Coal mines in Colorado, United States

The Book Cliff Mines were coal mines located near Grand Junction, Colorado, United States. They closed in 1925.

==History and description==

By the time Grand Junction was three years old, it had become apparent to its citizens that they needed a good coal supply if the town were to grow and prosper. Early in 1884 an experienced coal miner named George Peyton Smith set out to locate a mine that would adequately supply the city's needs. In a remote and unexplored canyon of the Book Cliffs twelve miles from town he found a huge body of coal. Smith and several other men developed the discovery into what became known as the Book Cliff Mine. Three years later (1887) another coal mine was opened a half a mile north of the Book Cliff coal mine; it was called the Grand Valley Mine. Both mines were purchased by William Thomas Carpenter in the summer of 1888, and under his Grand Valley Fuel Company they were improved and further developed. He built the Little Book Cliff Railway to serve the mines. A small community of miners took root nearby. The U.S. post office established a branch there during June 1890, officially dubbing the settlement Carpenter, Colorado.

One of Carpenter's first improvements was the installation of a gravity powered tramway (known as a funicular) at each of the mines. Cars traveled the 1000 ft incline between the mine adit and coal tipple on three rail tracks (except at the passing point, where four rails were used). The mechanics of the trams were simple; one end of a wire rope was attached to the car at the mine and the other end to the car at the tipple. Between the two cars the rope was wound around a drum and brake mechanism located above the mine adit. The weight of the loaded car traveling down was thus used to return an empty car from the tipple to the mine.

When Isaac Chauncy Wyman acquired the Book Cliff company in 1897, he installed his nephew William Stanley Phillips as manager. Phillips proved to be as concerned and capable a lieutenant as Wyman could have hoped for.

Following the turn of the century the mines developed serious problems. The Grand Valley Mine was running out of coal and in the Book Cliff Mine the slope of the vein had become so steep that it was rapidly becoming impractical to work the mine. Phillips began a new mine, south of the Book Cliff Mine in Coal Mesa, which he hoped would produce a mine with unlimited potential. The prospect mine failed and the only choice he had was to tunnel through 700 ft of sandstone (beneath the original Book Cliff Mine) into the vein at a lower, workable level. This was finally accomplished in 1905 and is today the mine that has "Carpenter" cut into the stone over the adit. Production resumed and all went well until 1910 when Isaac Wyman died, in his will he left the railroad and the mining properties to Princeton University. The university kept Phillips to manage the properties until his death in late 1915. Princeton University then managed the mine in absence but the life had gone out of the company and it began deteriorating slowly.

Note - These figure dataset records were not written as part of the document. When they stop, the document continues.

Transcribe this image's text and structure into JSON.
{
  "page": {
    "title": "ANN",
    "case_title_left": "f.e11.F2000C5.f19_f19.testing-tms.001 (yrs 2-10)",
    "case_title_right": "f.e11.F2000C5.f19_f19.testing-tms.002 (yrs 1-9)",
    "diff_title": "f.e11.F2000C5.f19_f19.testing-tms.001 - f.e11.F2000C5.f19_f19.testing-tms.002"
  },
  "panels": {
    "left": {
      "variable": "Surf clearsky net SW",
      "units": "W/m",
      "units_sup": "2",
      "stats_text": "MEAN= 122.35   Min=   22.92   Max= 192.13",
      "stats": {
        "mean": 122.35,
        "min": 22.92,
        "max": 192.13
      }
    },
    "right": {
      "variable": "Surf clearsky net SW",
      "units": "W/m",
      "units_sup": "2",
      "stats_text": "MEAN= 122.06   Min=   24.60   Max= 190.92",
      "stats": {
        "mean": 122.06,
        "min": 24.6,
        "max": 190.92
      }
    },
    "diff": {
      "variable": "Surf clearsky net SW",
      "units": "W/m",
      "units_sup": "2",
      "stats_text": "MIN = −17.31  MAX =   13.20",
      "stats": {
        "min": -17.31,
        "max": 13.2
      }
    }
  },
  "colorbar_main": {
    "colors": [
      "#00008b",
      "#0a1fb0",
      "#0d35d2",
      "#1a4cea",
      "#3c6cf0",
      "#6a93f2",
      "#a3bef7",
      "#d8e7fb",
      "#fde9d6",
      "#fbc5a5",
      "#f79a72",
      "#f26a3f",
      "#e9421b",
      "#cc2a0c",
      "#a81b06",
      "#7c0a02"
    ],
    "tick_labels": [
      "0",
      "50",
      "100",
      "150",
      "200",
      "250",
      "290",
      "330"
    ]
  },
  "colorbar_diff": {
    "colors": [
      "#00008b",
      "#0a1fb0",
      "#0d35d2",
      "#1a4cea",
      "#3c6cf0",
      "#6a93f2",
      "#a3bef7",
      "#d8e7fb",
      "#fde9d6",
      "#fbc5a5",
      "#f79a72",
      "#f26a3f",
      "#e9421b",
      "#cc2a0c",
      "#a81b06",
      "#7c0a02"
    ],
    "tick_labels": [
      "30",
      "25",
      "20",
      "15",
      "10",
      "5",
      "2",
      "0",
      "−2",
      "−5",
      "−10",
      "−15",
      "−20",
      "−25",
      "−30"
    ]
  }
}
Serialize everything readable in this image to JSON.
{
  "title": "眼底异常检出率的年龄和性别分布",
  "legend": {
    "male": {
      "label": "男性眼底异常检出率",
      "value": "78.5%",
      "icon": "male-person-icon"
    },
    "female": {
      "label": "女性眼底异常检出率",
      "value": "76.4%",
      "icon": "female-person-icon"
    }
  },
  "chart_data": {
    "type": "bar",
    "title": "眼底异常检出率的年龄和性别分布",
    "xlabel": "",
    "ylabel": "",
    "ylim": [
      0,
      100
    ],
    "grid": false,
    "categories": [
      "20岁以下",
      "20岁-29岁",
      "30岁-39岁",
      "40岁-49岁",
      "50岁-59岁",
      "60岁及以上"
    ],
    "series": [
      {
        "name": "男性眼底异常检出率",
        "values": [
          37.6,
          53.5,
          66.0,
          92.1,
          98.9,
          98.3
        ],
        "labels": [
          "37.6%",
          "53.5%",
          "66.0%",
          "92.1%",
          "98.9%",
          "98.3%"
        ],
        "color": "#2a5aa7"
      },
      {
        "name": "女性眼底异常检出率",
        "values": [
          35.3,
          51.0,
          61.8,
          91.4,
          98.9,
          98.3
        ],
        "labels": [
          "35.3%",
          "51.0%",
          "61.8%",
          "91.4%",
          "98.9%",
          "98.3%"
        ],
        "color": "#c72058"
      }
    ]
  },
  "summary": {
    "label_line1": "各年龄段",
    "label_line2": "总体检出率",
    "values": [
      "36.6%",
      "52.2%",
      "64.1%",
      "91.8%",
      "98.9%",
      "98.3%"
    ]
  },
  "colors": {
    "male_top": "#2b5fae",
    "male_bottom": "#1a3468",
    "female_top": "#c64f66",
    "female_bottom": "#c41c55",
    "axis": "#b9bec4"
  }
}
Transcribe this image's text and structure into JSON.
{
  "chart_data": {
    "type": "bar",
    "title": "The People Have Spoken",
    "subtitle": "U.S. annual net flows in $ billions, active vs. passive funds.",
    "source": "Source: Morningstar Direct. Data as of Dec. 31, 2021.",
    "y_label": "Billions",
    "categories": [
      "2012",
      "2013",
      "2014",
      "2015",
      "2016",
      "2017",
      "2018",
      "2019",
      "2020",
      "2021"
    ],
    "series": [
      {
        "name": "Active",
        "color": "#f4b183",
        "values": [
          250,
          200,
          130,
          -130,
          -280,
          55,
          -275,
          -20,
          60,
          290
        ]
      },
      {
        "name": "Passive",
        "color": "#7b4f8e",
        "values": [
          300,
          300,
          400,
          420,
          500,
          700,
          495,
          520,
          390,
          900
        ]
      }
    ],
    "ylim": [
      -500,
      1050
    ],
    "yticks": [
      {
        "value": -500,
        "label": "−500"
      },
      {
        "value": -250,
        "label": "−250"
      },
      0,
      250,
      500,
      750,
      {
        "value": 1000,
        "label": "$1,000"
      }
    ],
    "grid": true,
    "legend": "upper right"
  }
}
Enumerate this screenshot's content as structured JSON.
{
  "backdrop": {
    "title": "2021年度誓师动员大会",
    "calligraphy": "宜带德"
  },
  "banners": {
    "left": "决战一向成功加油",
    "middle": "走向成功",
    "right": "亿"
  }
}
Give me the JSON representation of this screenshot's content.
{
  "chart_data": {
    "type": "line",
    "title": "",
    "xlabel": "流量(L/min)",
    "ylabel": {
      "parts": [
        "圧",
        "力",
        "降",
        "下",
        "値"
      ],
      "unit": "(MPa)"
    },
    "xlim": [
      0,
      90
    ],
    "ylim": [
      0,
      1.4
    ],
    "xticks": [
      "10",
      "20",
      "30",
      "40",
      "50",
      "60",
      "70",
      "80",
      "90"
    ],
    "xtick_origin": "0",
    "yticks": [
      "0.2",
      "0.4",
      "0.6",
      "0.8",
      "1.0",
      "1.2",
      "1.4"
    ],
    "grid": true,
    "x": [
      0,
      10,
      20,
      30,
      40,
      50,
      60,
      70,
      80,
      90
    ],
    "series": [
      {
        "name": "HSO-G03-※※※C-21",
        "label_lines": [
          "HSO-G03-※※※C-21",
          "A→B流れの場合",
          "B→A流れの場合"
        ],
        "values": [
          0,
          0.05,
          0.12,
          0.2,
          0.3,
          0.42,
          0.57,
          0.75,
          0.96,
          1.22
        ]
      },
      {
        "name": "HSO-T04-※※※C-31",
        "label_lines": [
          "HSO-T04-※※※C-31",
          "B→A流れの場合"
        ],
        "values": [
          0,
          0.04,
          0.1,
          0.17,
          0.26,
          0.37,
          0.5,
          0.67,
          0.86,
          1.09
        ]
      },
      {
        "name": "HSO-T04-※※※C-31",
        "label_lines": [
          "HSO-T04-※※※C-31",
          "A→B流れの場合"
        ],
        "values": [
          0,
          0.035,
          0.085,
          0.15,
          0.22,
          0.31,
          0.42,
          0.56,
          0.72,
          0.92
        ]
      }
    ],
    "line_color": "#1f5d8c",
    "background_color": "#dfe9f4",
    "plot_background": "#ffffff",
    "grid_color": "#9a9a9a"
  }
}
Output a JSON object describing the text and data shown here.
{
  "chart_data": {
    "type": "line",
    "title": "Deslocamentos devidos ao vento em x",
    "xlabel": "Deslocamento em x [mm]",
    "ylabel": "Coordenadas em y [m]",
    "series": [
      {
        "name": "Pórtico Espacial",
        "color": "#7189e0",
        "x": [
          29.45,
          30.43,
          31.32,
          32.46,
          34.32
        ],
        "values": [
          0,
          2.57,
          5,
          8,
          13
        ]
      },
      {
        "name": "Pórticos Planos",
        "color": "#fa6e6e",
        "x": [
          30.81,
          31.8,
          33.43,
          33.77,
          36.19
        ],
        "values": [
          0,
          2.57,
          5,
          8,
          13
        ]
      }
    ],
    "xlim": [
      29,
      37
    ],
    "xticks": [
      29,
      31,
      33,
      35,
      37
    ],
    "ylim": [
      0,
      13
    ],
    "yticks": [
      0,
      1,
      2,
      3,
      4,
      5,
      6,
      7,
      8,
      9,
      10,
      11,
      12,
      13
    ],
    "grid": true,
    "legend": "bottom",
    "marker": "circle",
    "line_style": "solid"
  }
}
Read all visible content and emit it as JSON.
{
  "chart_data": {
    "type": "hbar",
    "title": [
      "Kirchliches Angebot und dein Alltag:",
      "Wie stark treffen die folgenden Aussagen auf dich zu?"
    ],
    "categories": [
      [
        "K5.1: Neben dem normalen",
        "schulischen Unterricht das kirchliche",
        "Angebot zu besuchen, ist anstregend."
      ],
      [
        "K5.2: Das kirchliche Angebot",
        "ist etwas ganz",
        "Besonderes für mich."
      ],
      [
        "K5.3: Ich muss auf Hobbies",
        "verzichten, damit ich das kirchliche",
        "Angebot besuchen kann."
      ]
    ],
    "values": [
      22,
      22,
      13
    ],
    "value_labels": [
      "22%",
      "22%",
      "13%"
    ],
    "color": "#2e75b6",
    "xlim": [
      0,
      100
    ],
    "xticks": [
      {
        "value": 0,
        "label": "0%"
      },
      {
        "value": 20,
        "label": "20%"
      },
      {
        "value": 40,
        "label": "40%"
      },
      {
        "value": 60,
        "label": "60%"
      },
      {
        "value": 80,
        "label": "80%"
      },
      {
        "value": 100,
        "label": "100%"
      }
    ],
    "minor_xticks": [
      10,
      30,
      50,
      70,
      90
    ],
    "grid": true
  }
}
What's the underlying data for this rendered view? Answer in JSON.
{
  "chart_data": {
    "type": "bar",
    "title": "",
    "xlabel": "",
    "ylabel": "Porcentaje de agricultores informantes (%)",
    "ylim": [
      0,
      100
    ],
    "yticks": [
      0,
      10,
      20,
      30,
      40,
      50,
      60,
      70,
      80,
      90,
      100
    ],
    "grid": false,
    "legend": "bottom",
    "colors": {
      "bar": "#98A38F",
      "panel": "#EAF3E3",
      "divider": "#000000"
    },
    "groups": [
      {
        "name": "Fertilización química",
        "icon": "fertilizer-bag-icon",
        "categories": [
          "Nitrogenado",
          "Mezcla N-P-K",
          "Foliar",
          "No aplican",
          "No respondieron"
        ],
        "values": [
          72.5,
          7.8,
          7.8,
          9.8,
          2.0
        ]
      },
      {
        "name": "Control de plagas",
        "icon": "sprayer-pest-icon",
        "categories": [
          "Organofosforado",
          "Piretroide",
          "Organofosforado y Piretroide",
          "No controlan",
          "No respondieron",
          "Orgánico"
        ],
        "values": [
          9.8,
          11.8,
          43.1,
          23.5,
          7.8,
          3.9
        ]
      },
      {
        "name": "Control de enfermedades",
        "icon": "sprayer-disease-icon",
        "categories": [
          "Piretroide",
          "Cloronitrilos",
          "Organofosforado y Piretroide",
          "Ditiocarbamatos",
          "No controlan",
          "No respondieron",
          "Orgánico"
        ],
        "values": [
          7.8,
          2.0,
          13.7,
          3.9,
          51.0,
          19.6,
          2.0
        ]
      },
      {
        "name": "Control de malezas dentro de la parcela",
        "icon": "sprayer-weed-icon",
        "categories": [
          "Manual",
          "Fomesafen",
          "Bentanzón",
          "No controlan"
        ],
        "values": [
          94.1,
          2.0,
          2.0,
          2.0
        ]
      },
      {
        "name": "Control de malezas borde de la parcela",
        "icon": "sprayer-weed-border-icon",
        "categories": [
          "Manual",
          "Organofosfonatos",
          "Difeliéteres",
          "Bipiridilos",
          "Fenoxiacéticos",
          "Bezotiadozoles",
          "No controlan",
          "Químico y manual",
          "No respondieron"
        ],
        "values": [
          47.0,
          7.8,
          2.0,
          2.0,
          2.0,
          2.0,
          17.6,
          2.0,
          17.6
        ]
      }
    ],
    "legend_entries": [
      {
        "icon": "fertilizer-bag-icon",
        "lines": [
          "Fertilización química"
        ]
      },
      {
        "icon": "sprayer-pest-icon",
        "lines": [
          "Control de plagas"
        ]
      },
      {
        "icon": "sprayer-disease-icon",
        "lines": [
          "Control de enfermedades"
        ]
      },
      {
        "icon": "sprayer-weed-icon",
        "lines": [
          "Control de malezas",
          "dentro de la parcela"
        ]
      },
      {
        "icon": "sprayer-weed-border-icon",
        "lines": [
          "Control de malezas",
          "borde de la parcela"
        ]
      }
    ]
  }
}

Early in July 1923 a coal seam fire started within the mine. Princeton was forced to close the mine and spend large sums of money in unsuccessful attempts to extinguish the fire. The firefight was still going on into January 1924 when the mine was reopened though this didn’t last long and the mine was resealed on June 23, 1924. In January 1925 as the university was waiting for the fire to dissipate, Book Cliff Coal Company president John Fry died. With his death the university had finally given up, the mine properties and railroad was sold to the Monument Investment Company of Grand Junction for $8,000, the investment company only wanted it for the undeveloped railroad properties in the heart of downtown Grand Junction. Everything related to the railroad and mine was sold off, scrapped, or just given away.

Three Grand Junction teenagers suffocated to death while exploring the Book Cliff Mine on August 13, 1989. Following the incident the mine adit was permanently sealed.